Saturday 8 August 2020

Snack

Waktu lagi booming-boomingnya snack dari Jepang, mulai dari minimarket, toko online dan jasa titip beli semuanya menawarkan camilan seperti Chocobi, potato stick dan lain-lain. Aku masih bekerja di Jakarta dan temanku adalah salah satu orang yang ikut kerajingan snack-snack semacam itu. Suatu kali, salah seorang petugas dari kedutaan yang sering ditugaskan ke bagian forensik untuk mengurus jenazah WNA berkata ia ditugaskan ke Jepang. Temanku langsung heboh minta dibawakan oleh-oleh Tokyo Banana. Begitu hebohnya sampai dia ngomong berkali-kali dan ketika akhirnya oleh-oleh itu datang, ia memfotonya dari berbagai sudut untuk kemudian diupload ke sosmed. 

Aku penasaran juga melihat dia segitu girangnya dapat Tokyo Banana. Bahkan ketika aku ingin nyicip karena penasaran, dia malah mencibir dan menyalahkanku kenapa tidak ikut titip. Aku kontan ilfil diperlakukan segitu alay-nya. Meskipun setelah itu dia berkata dia hanya bercanda dan menawariku sebuah, aku keburu ilfil duluan. Tapi akhirnya aku mengerti kenapa dia sampai kayak Smeagol mempertahankan cincinnya di Lord of The Ring. 

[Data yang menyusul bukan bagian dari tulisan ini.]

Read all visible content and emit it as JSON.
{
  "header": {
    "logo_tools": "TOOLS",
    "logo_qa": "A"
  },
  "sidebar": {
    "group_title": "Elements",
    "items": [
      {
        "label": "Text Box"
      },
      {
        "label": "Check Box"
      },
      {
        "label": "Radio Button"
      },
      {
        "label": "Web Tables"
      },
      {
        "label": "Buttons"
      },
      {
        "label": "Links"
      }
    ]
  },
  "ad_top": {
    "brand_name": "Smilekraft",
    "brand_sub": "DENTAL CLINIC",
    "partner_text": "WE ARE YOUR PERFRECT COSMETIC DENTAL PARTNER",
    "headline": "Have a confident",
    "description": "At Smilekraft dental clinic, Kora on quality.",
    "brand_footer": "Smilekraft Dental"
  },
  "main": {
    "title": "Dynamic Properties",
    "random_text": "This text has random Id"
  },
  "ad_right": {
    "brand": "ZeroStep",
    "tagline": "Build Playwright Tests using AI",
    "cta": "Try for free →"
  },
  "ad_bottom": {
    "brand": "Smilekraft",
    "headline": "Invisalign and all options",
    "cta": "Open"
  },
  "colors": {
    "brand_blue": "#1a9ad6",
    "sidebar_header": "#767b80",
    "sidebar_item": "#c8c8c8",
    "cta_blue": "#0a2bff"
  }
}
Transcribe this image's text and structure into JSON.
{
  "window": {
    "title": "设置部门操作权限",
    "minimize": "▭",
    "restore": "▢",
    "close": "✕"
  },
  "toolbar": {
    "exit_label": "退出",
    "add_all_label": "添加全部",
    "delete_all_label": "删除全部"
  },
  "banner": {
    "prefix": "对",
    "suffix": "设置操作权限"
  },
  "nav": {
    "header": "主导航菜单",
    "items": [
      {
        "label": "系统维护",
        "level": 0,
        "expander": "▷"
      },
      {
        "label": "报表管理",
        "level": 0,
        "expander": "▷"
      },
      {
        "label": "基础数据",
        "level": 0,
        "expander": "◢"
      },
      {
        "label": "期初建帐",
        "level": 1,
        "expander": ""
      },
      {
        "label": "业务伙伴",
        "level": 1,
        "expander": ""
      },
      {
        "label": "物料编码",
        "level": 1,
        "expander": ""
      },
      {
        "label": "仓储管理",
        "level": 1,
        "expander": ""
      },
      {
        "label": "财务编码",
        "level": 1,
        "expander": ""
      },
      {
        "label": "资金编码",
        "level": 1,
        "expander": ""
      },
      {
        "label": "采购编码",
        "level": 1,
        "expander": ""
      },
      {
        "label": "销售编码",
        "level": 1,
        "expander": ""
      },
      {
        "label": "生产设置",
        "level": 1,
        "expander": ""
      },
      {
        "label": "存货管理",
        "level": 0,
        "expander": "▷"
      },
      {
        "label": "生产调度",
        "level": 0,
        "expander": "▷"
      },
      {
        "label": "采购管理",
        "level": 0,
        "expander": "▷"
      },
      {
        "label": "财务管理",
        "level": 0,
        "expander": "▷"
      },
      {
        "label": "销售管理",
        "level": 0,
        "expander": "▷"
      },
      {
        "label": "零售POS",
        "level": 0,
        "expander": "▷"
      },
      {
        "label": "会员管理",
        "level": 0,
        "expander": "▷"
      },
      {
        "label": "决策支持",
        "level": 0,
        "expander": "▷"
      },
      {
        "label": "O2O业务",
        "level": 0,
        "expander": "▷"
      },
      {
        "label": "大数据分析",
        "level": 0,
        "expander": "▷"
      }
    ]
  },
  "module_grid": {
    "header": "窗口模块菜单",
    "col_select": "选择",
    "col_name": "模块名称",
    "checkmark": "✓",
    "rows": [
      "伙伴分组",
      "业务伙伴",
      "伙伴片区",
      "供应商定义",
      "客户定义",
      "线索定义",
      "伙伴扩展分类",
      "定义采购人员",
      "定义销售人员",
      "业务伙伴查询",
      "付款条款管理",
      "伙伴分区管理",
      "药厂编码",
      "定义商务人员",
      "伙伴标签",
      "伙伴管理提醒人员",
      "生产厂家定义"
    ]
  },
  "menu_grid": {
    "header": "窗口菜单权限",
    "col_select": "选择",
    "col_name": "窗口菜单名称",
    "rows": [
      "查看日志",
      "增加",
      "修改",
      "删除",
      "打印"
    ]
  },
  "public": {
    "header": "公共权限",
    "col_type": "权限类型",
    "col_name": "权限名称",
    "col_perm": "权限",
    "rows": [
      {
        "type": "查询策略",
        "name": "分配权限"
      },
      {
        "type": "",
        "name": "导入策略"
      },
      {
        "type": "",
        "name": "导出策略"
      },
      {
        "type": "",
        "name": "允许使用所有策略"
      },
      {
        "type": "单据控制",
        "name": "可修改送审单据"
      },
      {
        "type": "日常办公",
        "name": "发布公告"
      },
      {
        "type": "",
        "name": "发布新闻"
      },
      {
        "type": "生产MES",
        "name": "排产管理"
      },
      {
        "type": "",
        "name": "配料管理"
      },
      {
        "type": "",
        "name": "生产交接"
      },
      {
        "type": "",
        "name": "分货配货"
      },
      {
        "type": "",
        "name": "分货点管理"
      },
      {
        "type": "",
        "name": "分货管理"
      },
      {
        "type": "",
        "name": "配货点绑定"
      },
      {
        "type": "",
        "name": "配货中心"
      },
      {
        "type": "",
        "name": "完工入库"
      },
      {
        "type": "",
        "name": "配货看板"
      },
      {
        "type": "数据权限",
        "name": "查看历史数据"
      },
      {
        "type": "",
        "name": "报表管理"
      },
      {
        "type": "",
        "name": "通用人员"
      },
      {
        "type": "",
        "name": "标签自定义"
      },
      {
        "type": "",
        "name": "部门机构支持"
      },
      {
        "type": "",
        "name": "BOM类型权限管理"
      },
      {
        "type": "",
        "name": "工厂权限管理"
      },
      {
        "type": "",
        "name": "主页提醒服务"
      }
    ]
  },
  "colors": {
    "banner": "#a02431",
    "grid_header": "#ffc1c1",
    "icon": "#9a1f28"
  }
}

Saat ini harga sekotak cake rasa pisang itu cukup mahal, dan nggak bisa langsung didapat pula karena mayoritas toko online hanya menyediakan jasa titip beli. Pantesan dia heboh banget upload ke sosmed lengkap dengan tagar sampai lebih dari selusin. Pasti siapapun akan merasa sangat keren kalau dilihat orang sedang ngemil Tokyo Banana. Karena kadang terlepas dari bagaimana rasanya, yang penting adalah kita kelihatan keren saat mengunggah foto makanan tertentu.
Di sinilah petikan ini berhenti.